InstallationDeployDeployment checklist

Deployment checklist

The checklist below provides a list of prerequisites to ensure a successful installation process. Before you contact MOSTLY AI to complete the installation or troubleshoot installation issues, make sure to complete the checklist.

General checklist for Kubernetes clusters

Compute (CPU and memory) requirements

Storage requirements

Networking requirements

  • Your Kubernetes cluster can access the container image repository.
    • By default, MOSTLY AI serves the container images from the MOSTLY AI image repository at nexus.test.mostlylab.com. To deploy the images, your Kubernetes cluster needs to have Internet access.
    • If your internal IT policies require that you pull the images from an internal repository, ensure that your Kubernetes cluster has access to it. For more information, Configure an internal image repository.
  • Your Kubernetes cluster has network access to the defined storage classes and to the data sources (databases and cloud object storage providers) from which you want to pull original data.
  • Collaborate with your IT department and Customer Experience Engineer to configure an domain SSL certificate for your Kubernetes cluster and for the MOSTLY AI Helm chart.

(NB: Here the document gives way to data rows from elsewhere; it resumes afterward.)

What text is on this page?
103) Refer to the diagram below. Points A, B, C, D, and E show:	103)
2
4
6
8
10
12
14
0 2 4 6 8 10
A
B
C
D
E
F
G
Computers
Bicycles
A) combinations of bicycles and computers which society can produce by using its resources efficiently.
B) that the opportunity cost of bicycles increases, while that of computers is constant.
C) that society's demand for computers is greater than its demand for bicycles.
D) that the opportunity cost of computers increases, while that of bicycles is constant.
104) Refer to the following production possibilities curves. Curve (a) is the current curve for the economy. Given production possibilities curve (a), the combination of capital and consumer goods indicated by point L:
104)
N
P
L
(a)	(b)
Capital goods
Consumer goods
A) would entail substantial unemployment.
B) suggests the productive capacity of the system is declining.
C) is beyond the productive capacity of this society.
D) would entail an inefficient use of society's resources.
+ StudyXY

Access and permissions requirements

  • Your Kubernetes cluster user has permissions to read and write into the storage class.
  • On the AI worker nodes where MOSTLY AI jobs run, you should have no taints defined that might not allow pods to be created with the minimum and maximum resource requirements specified in the values.yaml for the engine. Otherwise, MOSTLY AI jobs will fail to run.
  • If you already have taints on your worker nodes, you need to add tolerations on the MOSTLY AI pods in the values.yaml file, under agent.tolerations and engine.tolerations.
values.yaml
    ...
    tolerations:
        # Replace with the actual key label of the taint
        # For example: `Tainted-worker:NoSchedule`
        - key: "Tainted-worker" 
            operator: "Exists"
            effect: "NoSchedule"
    ...
  • On the AI worker nodes where MOSTLY AI jobs run, make sure that no other pods belonging to other applications can run so as not to interfere with MOSTLY AI workloads. You can apply taints on nodes dedicated to MOSTLY AI workloads so as to prevent other workloads from running.
  • Verify that any resource quotas created for your namespace allow MOSTLY AI to successfully run worker nodes based on their requirements.
  • If you have specific username requirements to access databases or other resources, update the Helm chart values.yaml file. In specific cases, due to Oracle security policies you might need to allowlist container users in Oracle.

Other requirements

  • Disable any tools or service mesh services in the MOSTLY AI namespace that intercept communications between pods and require manual approval to proceed. If you have enabled such services, such as Linkerd or Istio, MOSTLY AI jobs might be prevented from starting and completing successfully.
  • Work with your IT team to enable backups of the PostgreSQL database.

AWS EKS Kubernetes cluster checklist

  • AWS EKS cluster running Kubernetes 1.23 or higher. For more information, see Amazon EKS documentation.
  • Compute resources. The AWS EKS cluster has at least six worker nodes of type m5.xlarge. For more information, see Amazon EC2 instance types.
  • Storage (required for single- and multi-node). Integrate with Amazon Elastic Block Store (EBS) with your EKS cluster by installing and configuring the aws-ebs-csi-driver. For more information, Amazon EBS CSI driver.
  • Networking. Create a Virtual Private Cloud (VPC) with a /16 subnet netmask. This provides up to 65,536 private IPv4 addresses. For more information, see the AWS VPC documentation.
  • Networking. Integrate with Amazon Elastic Load Balancing (ALB) to automatically distribute your incoming traffic across multiple targets, such as EC2 instances, containers, and IP addresses, in one or more Availability Zones. Install the aws-load-balancer-controller in your EKS cluster to manage your ALBs and create an Ingress that uses this controller​.
    For more information, see Installing the AWS Load Balancer Controller add-on.
  • Networking. Create a Domain name in Route 53 that will point to your ALB​. Amazon Route 53 is a highly available and scalable Domain Name System (DNS) web service. To configure a domain registered in Route 53 to point to AWS ALB, you can use the Amazon Route 53 Documentation​. For specific configurations and support, contact AWS Support.
  • Security. AWS Certificate Manager (ACM) helps you to provision, manage, and renew publicly trusted TLS certificates on AWS based websites. Create an SSL certificate in ACM that can be used with your ALB​. For more information, see AWS Certificate Manager > Requesting a public certificate.

MOSTLY AI Helm charts checklist

  • Obtain the MOSTLY AI Helm charts from your Customer Experience Engineer.
  • Obtain a Docker pull image secret from your Customer Experience Engineer.
  • Ensure Internet connectivity to pull the Docker images from the MOSTLY AI repository.
  • Get acquainted with the default configuration values.yaml file in the MOSTLY AI Helm charts.
  • Make sure that the nodes in your Kubernetes cluster can accommodate the container resource requirements defined in the values.yaml file.